Kamis, 22 April 2021 18:57

Bupati Chaidir Resmikan Gerakan Ayo Kuliah dan Stop Perkawinan Anak

Bupati Chaidir Resmikan Gerakan Ayo Kuliah dan Stop Perkawinan Anak

ABATANEWS, MAROS – Bupati Maros Chaidir Syam membuka kegiatan Deklarasi Gerakan Ayo Kuliah (GAK) Stop Perkawinan Anak di Baruga A Kantor Bupati Maros, Kamis (22/4/2021).

Gerakan ayo kuliah digagas oleh Lembaga Peningkatan Pemberdayaan Perempuan dan Anak (LP3A) bekerja sama dengan Program Keluarga Harapan (PKH). Kegiatan ini menjadi bentuk mencegah dan melindungi serta tidak membiarkan terjadinya perkawinan anak.

“Bukan hal yang mudah bagi SDM PKH untuk mengajak anak-anak masuk ke bangku kuliah. Bukan hanya dari tingkat kesejahteraan, pola pikir orang tuapun sangat menjadi penghambat,” kata Bupati Maros Chaidir Syam.

Baca Juga : Pemkab Maros Bentuk 3 OPD Baru, Mulai Aktif Tahun Depan

Inovasi ini, diharapkan di masa mendatang ada peluang mereka mendapatkan pekerjaan yang lebih layak. Sehingga, Pemda Maros dan lembaga terkait bisa berkontribusi memutus warisan kemiskinan antar-generasi.

“Dengan mereka berkuliah ini menjadi pintu terakhir dalam penuntasan kemiskinan di kabupaten Maros. Karena target yang kita dampingi ini berasal dari keluarga prasejahtera. Selain menekan angka kemiskinan ini juga sebagai sarana untuk mereka meningkatkan kualitas diri. Serta kedepannya dapat melahirkan anak yang unggul,” tambah Chaidir.
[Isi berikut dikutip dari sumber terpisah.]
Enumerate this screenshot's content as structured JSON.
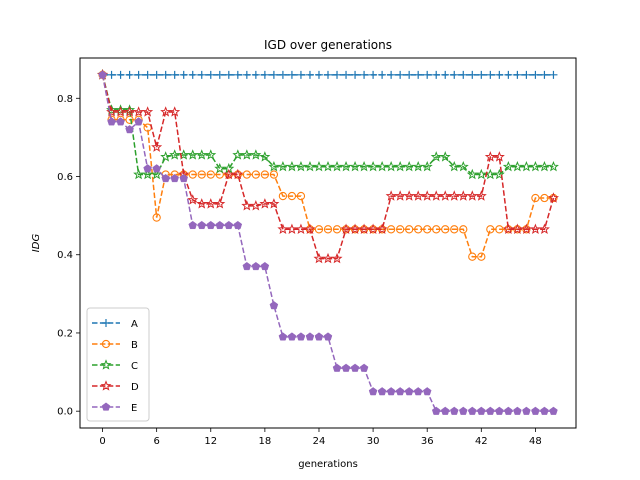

Melalui kegiatan ini pemerintah kabupaten Maros berharap dapat memberikan pandangan untuk ke depannya angka pernikahan dini dapat semakin ditekan.

Baca Juga : Bupati Maros Janjikan Hadiah Umroh Bagi Kontingen yang Juara MTQ Sulsel

Berdasarkan proposisi perempuan 20-24 tahun yang berstatus kawin sebelum umur18 tahun, kabupaten Maros berada pada persentase 12,4%.

Kepala Dinas Permberdayaan Perempuan dan Perlindungan Anak (DP3A) kabupaten Maros, Idrus yang hadir juga memaparkan data terkait angka perkawinan anak.

“Berdasarkan data Badan Pusat Statistik (BPS) kabupaten Maros, angka perkawinan anak menurun 1,25%. Terhitung tahun 2019 angka perkawinan anak berada pada persentase 7,42% dan menurun di tahun 2020 yang tecatat sebesar 6,16%,” jelas Idrus.